This breakthrough was demonstrated in a pioneering pilot project with Kenvue, marking a transformative moment for regulatory writing in the pharmaceutical sector.
“At Celegence, we believe that generative AI is not just a technological advancement: it’s a transformative force that redefines regulatory writing in the life sciences."
"By automating complex document creation like CMC Module 3, we empower regulatory teams to achieve unprecedented speed, accuracy, and compliance.
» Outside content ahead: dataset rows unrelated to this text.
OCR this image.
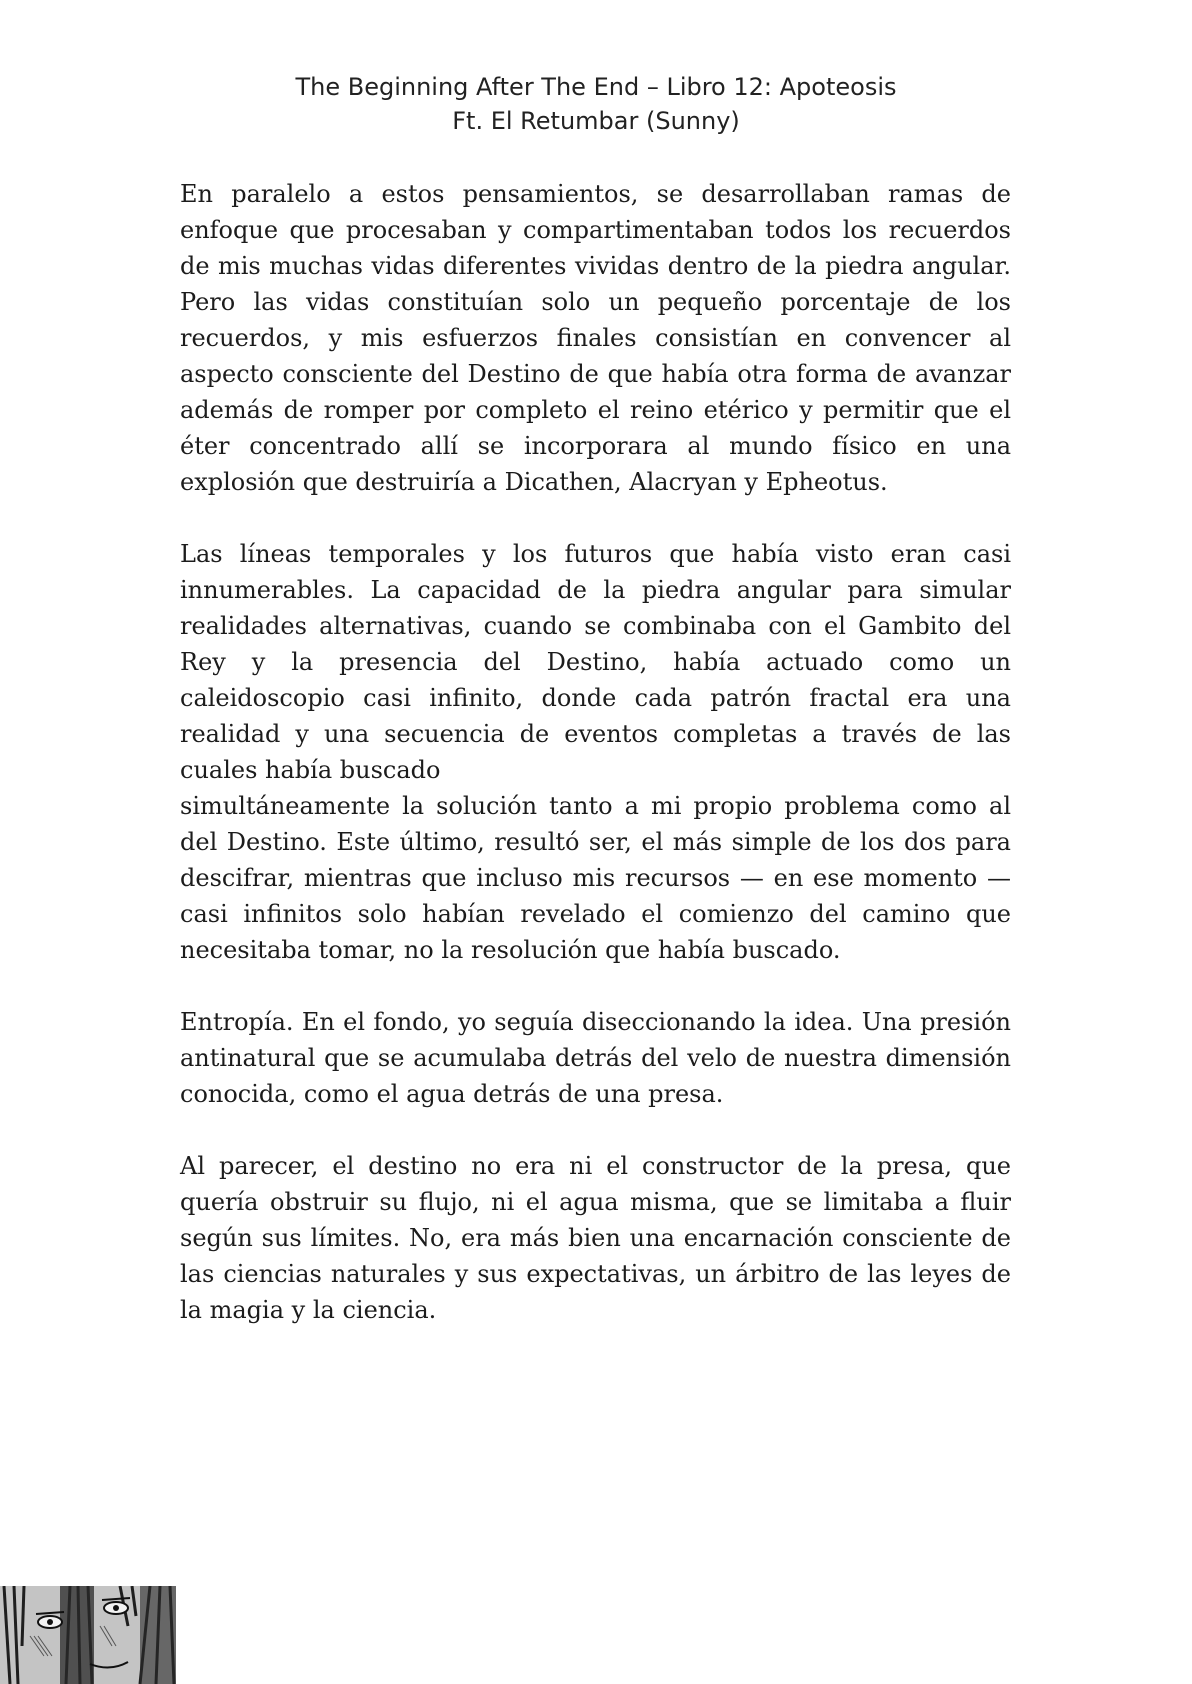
The Beginning After The End – Libro 12: Apoteosis
Ft. El Retumbar (Sunny)

En paralelo a estos pensamientos, se desarrollaban ramas de enfoque que procesaban y compartimentaban todos los recuerdos de mis muchas vidas diferentes vividas dentro de la piedra angular. Pero las vidas constituían solo un pequeño porcentaje de los recuerdos, y mis esfuerzos finales consistían en convencer al aspecto consciente del Destino de que había otra forma de avanzar además de romper por completo el reino etérico y permitir que el éter concentrado allí se incorporara al mundo físico en una explosión que destruiría a Dicathen, Alacryan y Epheotus.

Las líneas temporales y los futuros que había visto eran casi innumerables. La capacidad de la piedra angular para simular realidades alternativas, cuando se combinaba con el Gambito del Rey y la presencia del Destino, había actuado como un caleidoscopio casi infinito, donde cada patrón fractal era una realidad y una secuencia de eventos completas a través de las cuales había buscado

simultáneamente la solución tanto a mi propio problema como al del Destino. Este último, resultó ser, el más simple de los dos para descifrar, mientras que incluso mis recursos — en ese momento — casi infinitos solo habían revelado el comienzo del camino que necesitaba tomar, no la resolución que había buscado.

Entropía. En el fondo, yo seguía diseccionando la idea. Una presión antinatural que se acumulaba detrás del velo de nuestra dimensión conocida, como el agua detrás de una presa.

Al parecer, el destino no era ni el constructor de la presa, que quería obstruir su flujo, ni el agua misma, que se limitaba a fluir según sus límites. No, era más bien una encarnación consciente de las ciencias naturales y sus expectativas, un árbitro de las leyes de la magia y la ciencia.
This breakthrough enables our clients to focus on strategic innovation while ensuring their submissions meet the highest global standards."
"The future of regulatory writing is here and Celegence is proud to lead the way.” said Punya Abbhi, Chief Operating Officer, Celegence.
Industry first automation of CMC Module 3
In a 6-month pilot partnership with Kenvue, Celegence’s CAPTIS platform automatically generated critical CMC Module 3 documents for FDA and MHRA submissions.
This achievement represents the first time generative AI has been proven to deliver high-quality, submission-ready CMC documentation at scale - an area historically dominated by labour-intensive, manual processes.
Key results from the pilot:
- 80–95% alignment with previously approved submissions: AI-generated drafts closely matched existing, regulator-approved documents, requiring minimal manual edits
- 60% faster draft turnaround: Tasks that previously took weeks were completed in minutes, freeing regulatory teams to focus on strategic review and value-added activities
- superior consistency and accuracy: CAPTIS standardised tables, terminology, and formatting across all sections, reducing the risk of common errors
- seamless data integration: The platform handled fragmented and variably structured input files — including scanned documents and handwritten notes —extracting and organising usable information with ease.
"The AI drafts were indistinguishable from our own," said Jason Mattis, Global Head, CMC Regulatory Affairs at Kenvue.
"In fact, I preferred the AI-generated tables; they were cleaner and easier to follow. Other generic AI writing tools we piloted did not match the performance of Celegence’s purpose-built solution."
Addressing longstanding industry pain points
Regulatory writing teams have traditionally struggled with:
- Manual, Time-Intensive Authoring: Weeks spent compiling and aligning data from disparate sources.
- Inconsistent Source Data: Non-standardised documents from CMOs, clinical sites, and R&D teams.
- Compliance and Regulatory Risk: Increasing demands from authorities such as the FDA and EMA for consistency and speed.
- Data Quality and Traceability: Difficulty ensuring submissions are traceable to original sources, risking costly review delays.
Celegence’s CAPTIS platform directly addresses these challenges, setting a new standard for efficiency, accuracy, and compliance in regulatory submissions.
Why this matters now
AI-driven regulatory writing is no longer a future aspiration - it is a practical reality. With CAPTIS, Celegence empowers regulatory teams to
- Accelerate Literature Reviews: Automate evidence synthesis and ensure traceability.
- Standardise Global Submissions: Align with ICH, MDR, and FDA requirements ro reduce review cycles.
- Reduce Time and Costs in Lifecycle Management of Regulatory Documents: Achieve up to 50% faster writing speeds with fewer revisions.
- Improve Data Quality: Minimise manual errors and ensure robust audit readiness for lifecycle management.
The future of regulatory writing
Celegence’s achievement in automating CMC Module 3 document creation with generative AI signals a new era for regulatory operations in life sciences.
As companies face increasing submission volumes and complexity, the ability to rapidly generate, update and maintain compliant documentation will be a key differentiator.